The Los Angeles Times has a disheartening report about the graft, corruption, and nest-feathering infesting the administration of California’s government employees pension fund, CalPers (California Public Employees’ Retirement System). It reports that subordinates were pressured into investing in to firms run by political buddies and that one of the former CalPERS administrators was “lucky” enough to have been handed a high paying new job in one of those politically connected firms after he left the government agency.

Some of these officials now under investigation are also accused of falsifying documents to further their schemes of self-enrichment at the expense of the people, accepting large gifts that went unreported, and earning millions in “placement agent fees.”

A 17-month investigation also found that Federico Buenrostro Jr. – along with former pension fund board members Charles Valdes and Kurato Shimada – strong-armed a benefits firm to pay more than $4 million in fees to consultant Alfred J.R. Villalobos, who later hired Buenrostro.

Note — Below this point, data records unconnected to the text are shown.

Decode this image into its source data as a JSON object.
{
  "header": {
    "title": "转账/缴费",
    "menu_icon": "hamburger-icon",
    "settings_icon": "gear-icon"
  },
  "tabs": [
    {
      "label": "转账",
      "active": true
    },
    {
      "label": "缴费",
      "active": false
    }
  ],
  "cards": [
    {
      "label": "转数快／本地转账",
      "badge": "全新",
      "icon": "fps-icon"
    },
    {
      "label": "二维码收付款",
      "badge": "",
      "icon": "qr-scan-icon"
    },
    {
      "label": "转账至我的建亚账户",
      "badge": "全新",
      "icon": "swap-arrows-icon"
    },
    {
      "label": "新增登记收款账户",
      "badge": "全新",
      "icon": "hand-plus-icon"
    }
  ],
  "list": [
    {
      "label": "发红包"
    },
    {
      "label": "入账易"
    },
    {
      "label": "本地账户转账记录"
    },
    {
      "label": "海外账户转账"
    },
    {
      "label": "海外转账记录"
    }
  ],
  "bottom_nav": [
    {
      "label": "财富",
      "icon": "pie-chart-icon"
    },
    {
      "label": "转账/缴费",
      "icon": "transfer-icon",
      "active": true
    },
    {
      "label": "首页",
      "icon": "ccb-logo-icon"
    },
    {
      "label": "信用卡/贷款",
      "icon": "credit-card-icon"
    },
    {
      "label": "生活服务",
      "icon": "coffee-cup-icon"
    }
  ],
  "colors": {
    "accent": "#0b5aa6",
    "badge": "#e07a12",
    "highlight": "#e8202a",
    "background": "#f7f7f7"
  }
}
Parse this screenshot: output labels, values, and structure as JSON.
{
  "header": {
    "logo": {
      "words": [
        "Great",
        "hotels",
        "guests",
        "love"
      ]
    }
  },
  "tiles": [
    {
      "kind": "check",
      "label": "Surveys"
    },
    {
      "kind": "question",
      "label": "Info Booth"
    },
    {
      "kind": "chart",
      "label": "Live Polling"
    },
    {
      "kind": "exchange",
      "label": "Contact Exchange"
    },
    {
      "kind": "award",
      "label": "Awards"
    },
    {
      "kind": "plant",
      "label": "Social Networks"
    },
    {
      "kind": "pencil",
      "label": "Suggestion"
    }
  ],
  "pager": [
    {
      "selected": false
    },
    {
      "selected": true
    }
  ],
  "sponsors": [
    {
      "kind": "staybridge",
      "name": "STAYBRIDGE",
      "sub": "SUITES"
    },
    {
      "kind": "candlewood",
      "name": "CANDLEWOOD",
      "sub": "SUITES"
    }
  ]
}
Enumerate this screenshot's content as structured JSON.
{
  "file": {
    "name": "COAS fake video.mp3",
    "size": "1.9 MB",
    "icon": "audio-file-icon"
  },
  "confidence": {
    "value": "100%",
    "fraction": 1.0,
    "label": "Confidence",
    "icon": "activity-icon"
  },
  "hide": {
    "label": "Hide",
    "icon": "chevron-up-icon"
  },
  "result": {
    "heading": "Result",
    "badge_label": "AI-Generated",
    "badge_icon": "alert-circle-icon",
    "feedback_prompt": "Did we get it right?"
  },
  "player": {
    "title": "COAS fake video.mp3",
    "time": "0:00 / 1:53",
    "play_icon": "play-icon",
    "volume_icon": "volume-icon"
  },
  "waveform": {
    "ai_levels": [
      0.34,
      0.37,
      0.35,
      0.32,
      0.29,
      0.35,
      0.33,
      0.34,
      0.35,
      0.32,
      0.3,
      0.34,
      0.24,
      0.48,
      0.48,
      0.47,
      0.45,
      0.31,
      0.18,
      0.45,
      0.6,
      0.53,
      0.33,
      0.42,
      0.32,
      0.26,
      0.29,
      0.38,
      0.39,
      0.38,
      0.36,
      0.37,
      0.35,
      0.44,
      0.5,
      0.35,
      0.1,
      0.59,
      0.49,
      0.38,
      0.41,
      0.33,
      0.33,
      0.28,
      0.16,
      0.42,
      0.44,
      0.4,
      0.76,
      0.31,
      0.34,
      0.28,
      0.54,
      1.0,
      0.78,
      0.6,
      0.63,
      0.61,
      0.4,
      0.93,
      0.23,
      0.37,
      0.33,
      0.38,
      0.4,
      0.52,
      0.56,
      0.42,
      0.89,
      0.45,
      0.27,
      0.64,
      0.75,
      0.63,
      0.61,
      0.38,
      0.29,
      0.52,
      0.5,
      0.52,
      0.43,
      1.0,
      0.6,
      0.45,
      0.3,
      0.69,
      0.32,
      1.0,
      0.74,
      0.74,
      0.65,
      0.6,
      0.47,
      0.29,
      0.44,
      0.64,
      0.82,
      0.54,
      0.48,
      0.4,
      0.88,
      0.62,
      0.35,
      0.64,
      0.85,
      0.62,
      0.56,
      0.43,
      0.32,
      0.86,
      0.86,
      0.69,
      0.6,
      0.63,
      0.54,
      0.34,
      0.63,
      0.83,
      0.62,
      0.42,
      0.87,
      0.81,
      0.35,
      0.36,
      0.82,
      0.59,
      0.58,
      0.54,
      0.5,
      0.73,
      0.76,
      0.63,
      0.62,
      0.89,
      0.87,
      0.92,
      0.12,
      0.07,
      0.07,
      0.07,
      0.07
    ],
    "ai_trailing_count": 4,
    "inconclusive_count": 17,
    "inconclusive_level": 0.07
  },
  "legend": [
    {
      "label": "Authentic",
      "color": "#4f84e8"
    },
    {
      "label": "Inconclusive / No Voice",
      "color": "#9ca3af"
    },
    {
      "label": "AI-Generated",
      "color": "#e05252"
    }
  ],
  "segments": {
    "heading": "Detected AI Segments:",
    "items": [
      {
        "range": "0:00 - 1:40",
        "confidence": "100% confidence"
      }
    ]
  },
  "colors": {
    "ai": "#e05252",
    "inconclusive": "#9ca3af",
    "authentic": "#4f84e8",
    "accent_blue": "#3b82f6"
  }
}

Buenrostro and Valdes raked in millions of dollars each in supposed commissions and finder’s fees while pressuring the government run pension fund to invest in their pal’s firms and businesses. And even after taking in millions in illicit income, J.R. Villalobos has declared bankruptcy claiming he owes more than $5 million to Nevada casinos.

Once again we see the corruption endemic in the pension systems for government employees. It isn’t just California. Sadly things are like this throughout the country.